■也许是以示年年有余,也许是为了满足孩子们多样、挑剔的口味,也许是出于老年人的任性以及对别人建议的逆反,也许是自己一辈子养成的习惯,也许是觉得只有满桌子全是菜才能显示出过年的气氛,也许是下意识里还要和别的亲属家比一比谁家的年夜饭丰盛,结果,五口人的桌子上摆上了十六个菜,给大家摆碗筷的空间显的格外紧巴,酒瓶子只好不得不放在桌下,大家喝酒、吃菜、盛饭,推杯换盏,必须加十二分的小心,不然的话,很容易不经意就可能把杯子碰倒了或碎了。更有趣的是,十六个菜,其中有十五个是大鱼大肉,且都是传统基本无新意的菜。几口菜吃下以后,大家更多的是望而怯手,力有余而心腻味了。尽管如此,过年了,而且是老人忙乎小半天(为准备这顿饭有的菜甚至是一个多月前就开始准备了)的劳动成果,出于起码的良心和礼貌,也一定要昧着心、含着笑、满是诚心的要一遍又一遍表示赞叹最好崇拜。
■在老人家吃完年夜饭出来已经是半夜十二点多了,三口人不知是余兴未消,还是觉得马上回家睡觉给这个年留下的痕迹太少,竟然不约而同、一致同意去中央大街溜达一圈儿。后半夜的中央大街的景象和我等主观的理想预期当然相去甚远,整条大街人影稀稀疏疏,街道两旁的灯光或睁或闭,当然闭者居多,商店、快餐等悉数上锁,只是精挑细刻、各具形态的冰灯、冰雕栩栩如生,巍然挺立,个个透着寒气。人为财死,中途几段所在有个别叫卖烟花小贩在有一搭无一搭的兜售,稀稀拉拉的人群,除了我等三人,基本都是外地游客,或搂、或靠、或骑、或做背景,和哈尔滨人早就已经麻木的冰景,一遍又一遍、不厌其烦的亲密接触、留下自鸣得意的倩影。
■大年初二,驱车长途回老家看望自己的两个长辈。

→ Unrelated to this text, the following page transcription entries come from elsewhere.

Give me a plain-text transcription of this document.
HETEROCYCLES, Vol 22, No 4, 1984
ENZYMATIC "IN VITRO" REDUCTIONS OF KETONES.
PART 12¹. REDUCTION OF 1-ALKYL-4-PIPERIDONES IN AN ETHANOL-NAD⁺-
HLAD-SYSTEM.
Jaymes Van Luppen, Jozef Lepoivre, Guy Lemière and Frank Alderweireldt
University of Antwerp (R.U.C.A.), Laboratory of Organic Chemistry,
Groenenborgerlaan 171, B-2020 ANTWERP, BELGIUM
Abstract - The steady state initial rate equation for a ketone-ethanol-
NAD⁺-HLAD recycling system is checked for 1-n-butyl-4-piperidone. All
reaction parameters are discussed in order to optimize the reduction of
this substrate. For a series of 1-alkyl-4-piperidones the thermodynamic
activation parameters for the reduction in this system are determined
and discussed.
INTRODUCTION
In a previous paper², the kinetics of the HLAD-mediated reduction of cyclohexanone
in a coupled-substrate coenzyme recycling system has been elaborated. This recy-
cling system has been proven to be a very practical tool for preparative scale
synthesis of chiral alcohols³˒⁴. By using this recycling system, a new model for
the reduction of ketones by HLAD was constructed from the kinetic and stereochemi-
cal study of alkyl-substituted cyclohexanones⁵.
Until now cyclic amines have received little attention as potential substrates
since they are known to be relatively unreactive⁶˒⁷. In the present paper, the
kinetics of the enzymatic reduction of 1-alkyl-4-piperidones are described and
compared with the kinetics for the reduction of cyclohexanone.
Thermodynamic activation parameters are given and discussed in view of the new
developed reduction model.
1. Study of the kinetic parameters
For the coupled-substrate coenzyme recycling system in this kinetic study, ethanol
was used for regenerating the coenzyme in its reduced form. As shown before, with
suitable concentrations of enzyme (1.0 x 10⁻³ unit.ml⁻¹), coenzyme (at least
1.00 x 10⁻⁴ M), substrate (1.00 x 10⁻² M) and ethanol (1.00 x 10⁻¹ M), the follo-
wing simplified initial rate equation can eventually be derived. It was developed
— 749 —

不知大家注意到没有,既是亲情之间,如果大家条件所限,即使过年节,有些礼节和心意基本都从简甚至取消了,因为大家都坚定的认为,生存超越一切,满足自己永远第一。看得出,两家的老人都非常高兴,尤其孩子们也都满眼激动,因为我们不但带来了实实在在的礼物,而且也真切的感到他们会因我们的到来感到喜庆和荣耀。 有点小不爽的是,在城里方便惯了,回老家的长途公路竟然都在整修、重修的过程中,沿途的一路坎坷、车速上不来的心里憋闷,叫人很是恼火;到了老人家,祖孙三代、两家加一起十六七口人,小孩子竟然七八个,狭小的屋里人头攒动,小孩子上蹿下跳、屋里屋外打闹,原本想在一起吃顿饭的心情很快消失得无影无踪;匆匆别离绕道绥化返回哈尔滨,中途在绥化吃了顿火锅,三口人任性了一下,无拘无束,每个人都随意的时段,也是一种难得的幸福。酒足饭饱、已近晚上七点多、满意回家的下高速进学府路之前,不知什么原因,高速路前方突然烟雾缭绕,伸手不见五指,激灵灵立马精神了好多,瞪着眼睛使劲儿往前边看(怕烟雾里有车),回头回闹担心后边的车缺心眼开得太快。那个瞬间,叫人很是害怕和无助,好在十几秒之后,车摸索着开出了迷雾,道路恢复了正常。
■ 初四老人家亲属聚餐。上年纪的人越来越多,喝酒的人越来越少。但是总要有些气氛,于是老哥两个在一起对着抬杠儿、吹牛。哥说自己身体好啥毛病没有,弟说自己一天早上锻炼走两三个小时;哥说光走不行,达不到锻炼效果,自己都是跑和跳,弟说自己走的时候搓手、揉眼睛、拍肚皮、听音乐,自己都有成套动作。哥说我养狗养的好,弟说狗我不稀罕养;哥说,自己对狗有专门的研究,弟说你养的那只狗确实不好看;哥说歌谁谁唱的最好,弟说我看只是一般,和谁谁比差的老远;哥说某某首歌是谁唱的,弟说年轻时我唱的最好;哥说我孙女学习出类拔萃,弟说我外孙女那也是声名远播.......期间,哥两个常因为一些说的细节漏洞被对方抓住,而后彼此根问、纠缠到没完没了。你都不可想象,因为这些无聊的扯皮,整个一晚上,不知不觉间过去了,但是不管怎么说,为当时营造了愉快的氛围,给大家留下了太多的笑料和难忘印象。